For some reason, Senator Charles Schumer’s  (D-NY) sudden revelation that focusing on Obamacare was a bad political move reminds one of the three dancing hippos in Disney’s “Fantasia”. Cute but clumsy.

Of course, Senator Schumer didn’t couch his remarks that way.  As a classic big government, party-machine Democrat, he feigned concern for its deleterious effect on the middle class.

All it took for this politician to notice that slight oversight made when he voted for the legislation was the reality that it’s past time to place his bet on a new horse.

Oh, and an election that seemed to point out that the rest of the country wasn’t buying the Obamacare storyline anymore.

We have more than fifty years of social experimentation to evaluate to determine what works and what doesn’t. Like baseball stats, we can count the home runs, at bats, RBI’s and win-lose percentages and dissect the reason for a team’s success at any given moment.

Unfortunately, the average American doesn’t go to a ticket sales outlet or a stats page to participate in life.

If they did, they might demand a refund if it was apparent the home team advantage was skewing the game. No one likes watching a 6-0 game.

Granted, we need some framework for our representative democracy to function within. The multi-party system exists because we exist. Dictatorships don’t have teams.
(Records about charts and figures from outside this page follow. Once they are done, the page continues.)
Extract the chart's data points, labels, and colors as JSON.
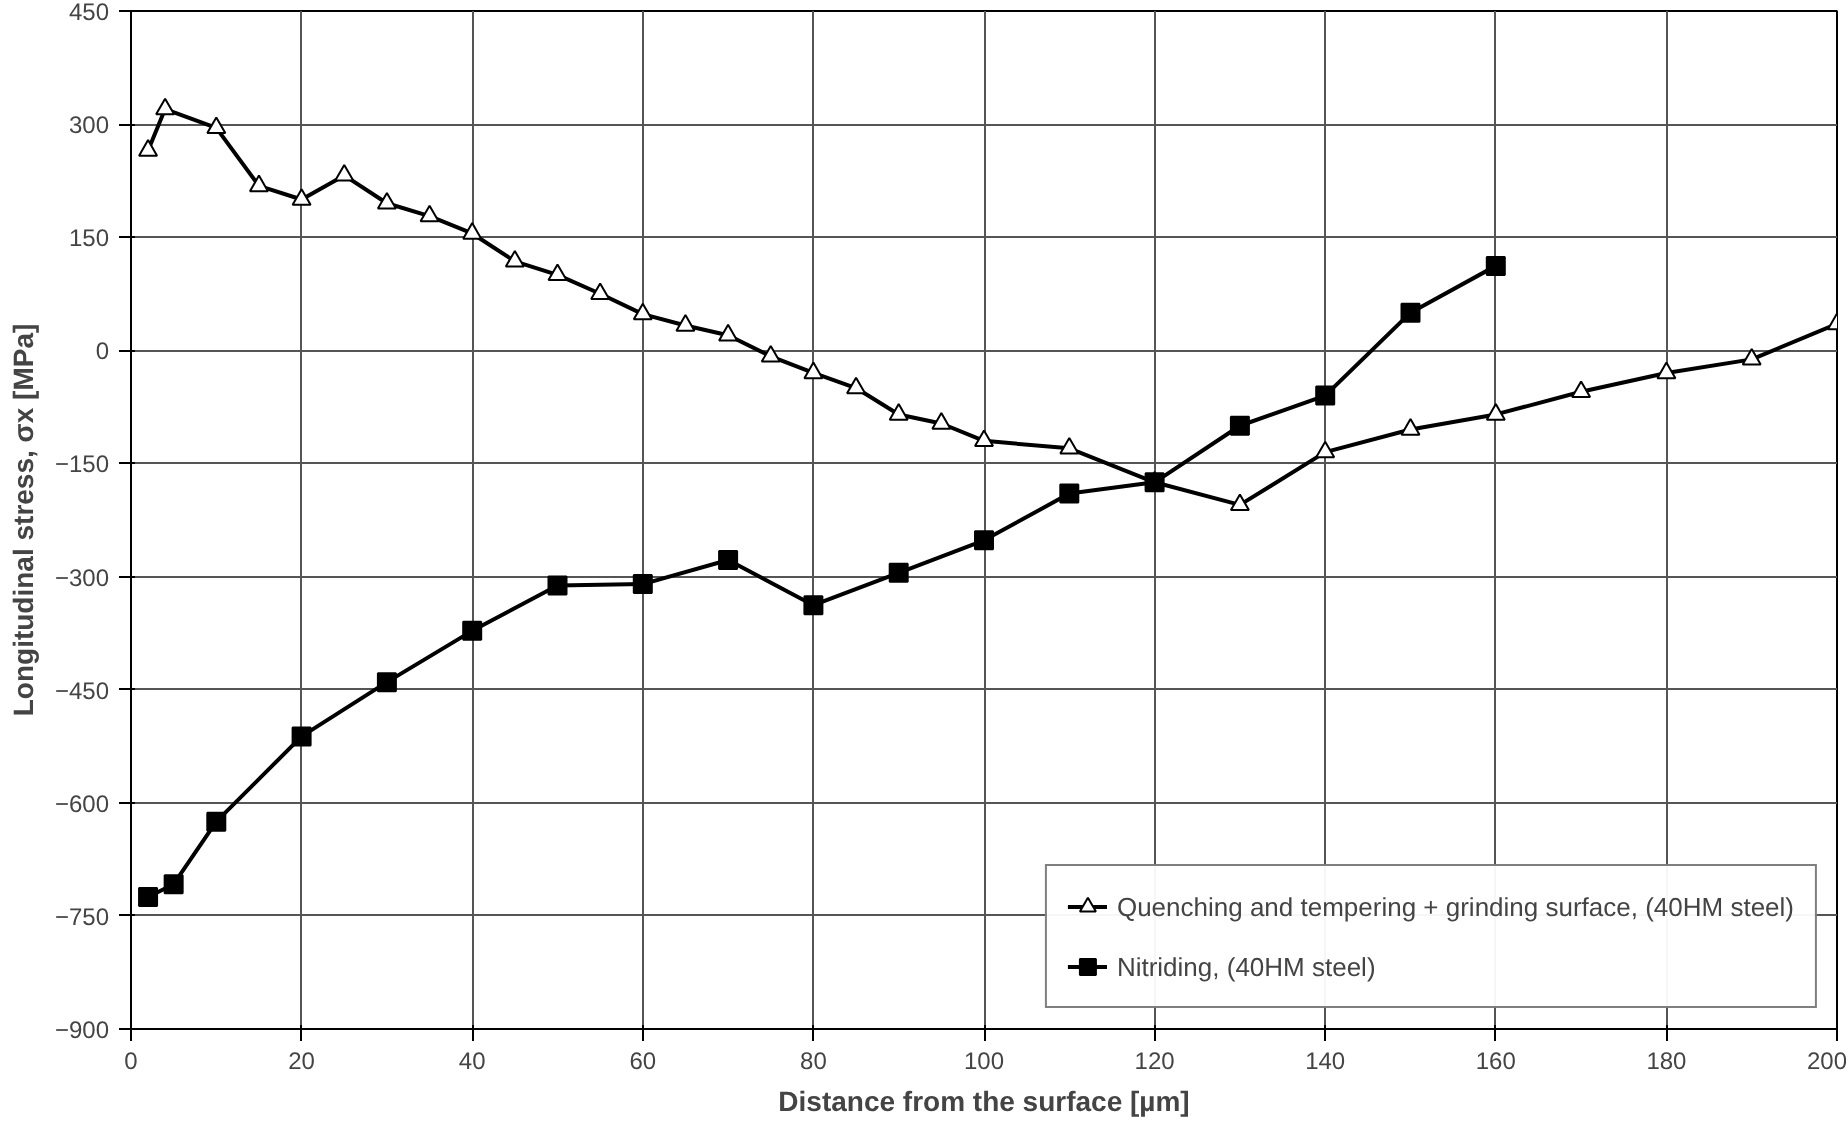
{
  "chart_data": {
    "type": "line",
    "xlabel": "Distance from the surface [µm]",
    "ylabel": "Longitudinal stress, σx [MPa]",
    "xlim": [
      0,
      200
    ],
    "xticks": [
      0,
      20,
      40,
      60,
      80,
      100,
      120,
      140,
      160,
      180,
      200
    ],
    "ylim": [
      -900,
      450
    ],
    "yticks": [
      -900,
      -750,
      -600,
      -450,
      -300,
      -150,
      0,
      150,
      300,
      450
    ],
    "grid": true,
    "legend": "bottom right",
    "line_style": "solid",
    "series": [
      {
        "name": "Quenching and tempering + grinding surface, (40HM steel)",
        "color": "#000000",
        "marker": "triangle",
        "x": [
          2,
          4,
          10,
          15,
          20,
          25,
          30,
          35,
          40,
          45,
          50,
          55,
          60,
          65,
          70,
          75,
          80,
          85,
          90,
          95,
          100,
          110,
          120,
          130,
          140,
          150,
          160,
          170,
          180,
          190,
          200
        ],
        "values": [
          265,
          320,
          295,
          218,
          200,
          232,
          195,
          178,
          155,
          118,
          100,
          75,
          48,
          33,
          20,
          -8,
          -30,
          -50,
          -85,
          -97,
          -120,
          -130,
          -175,
          -205,
          -135,
          -105,
          -85,
          -55,
          -30,
          -12,
          35
        ]
      },
      {
        "name": "Nitriding, (40HM steel)",
        "color": "#000000",
        "marker": "square",
        "x": [
          2,
          5,
          10,
          20,
          30,
          40,
          50,
          60,
          70,
          80,
          90,
          100,
          110,
          120,
          130,
          140,
          150,
          160
        ],
        "values": [
          -725,
          -708,
          -625,
          -512,
          -440,
          -372,
          -312,
          -310,
          -278,
          -338,
          -295,
          -252,
          -190,
          -175,
          -100,
          -60,
          50,
          112
        ]
      }
    ]
  }
}
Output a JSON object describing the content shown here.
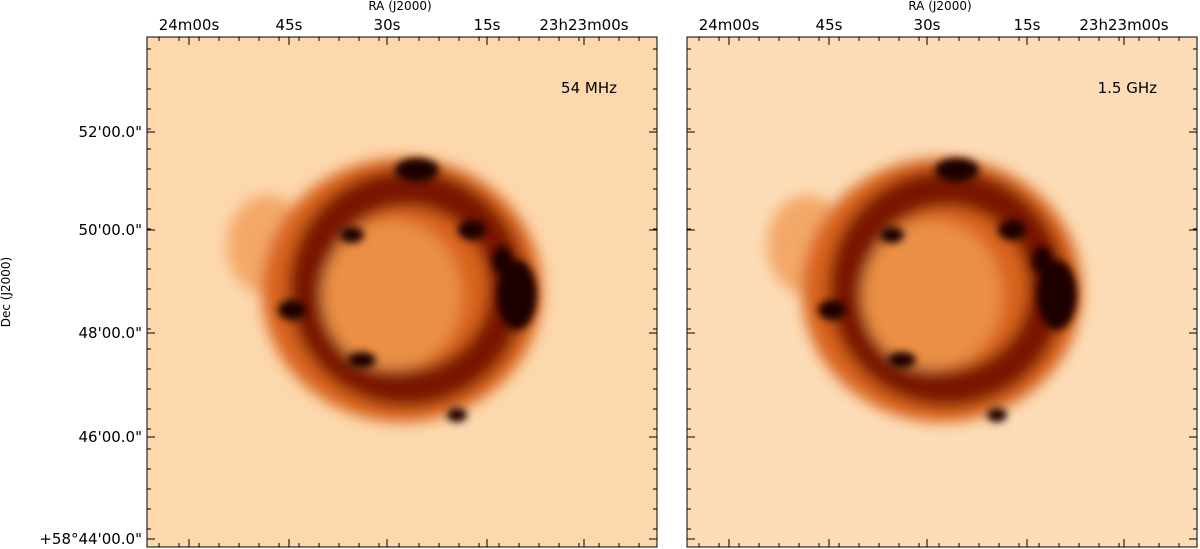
{
  "panels": [
    {
      "label": "54 MHz",
      "x_axis_label": "RA (J2000)",
      "x_tick_labels": [
        "24m00s",
        "45s",
        "30s",
        "15s",
        "23h23m00s"
      ],
      "y_axis_label": "Dec (J2000)",
      "y_tick_labels": [
        "52'00.0\"",
        "50'00.0\"",
        "48'00.0\"",
        "46'00.0\"",
        "+58°44'00.0\""
      ]
    },
    {
      "label": "1.5 GHz",
      "x_axis_label": "RA (J2000)",
      "x_tick_labels": [
        "24m00s",
        "45s",
        "30s",
        "15s",
        "23h23m00s"
      ]
    }
  ]
}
American voters take a long time to react as a unified group. On November 4, 2014, they seemed to be taking a seventh-inning stretch.

Whether they sit back down and watch the rest of the game, head for the exits or flood onto the field remains to be seen.

Professional sport franchises exist because the fans get something out of watching them. If no one buys tickets, POOF!  No more sports franchises, and the players might have to get the same jobs the rest of us want and need.

Watching politicians trying to manipulate the stats isn’t as entertaining as seeing a home run, and it’s doubtful those tickets will continue to sell.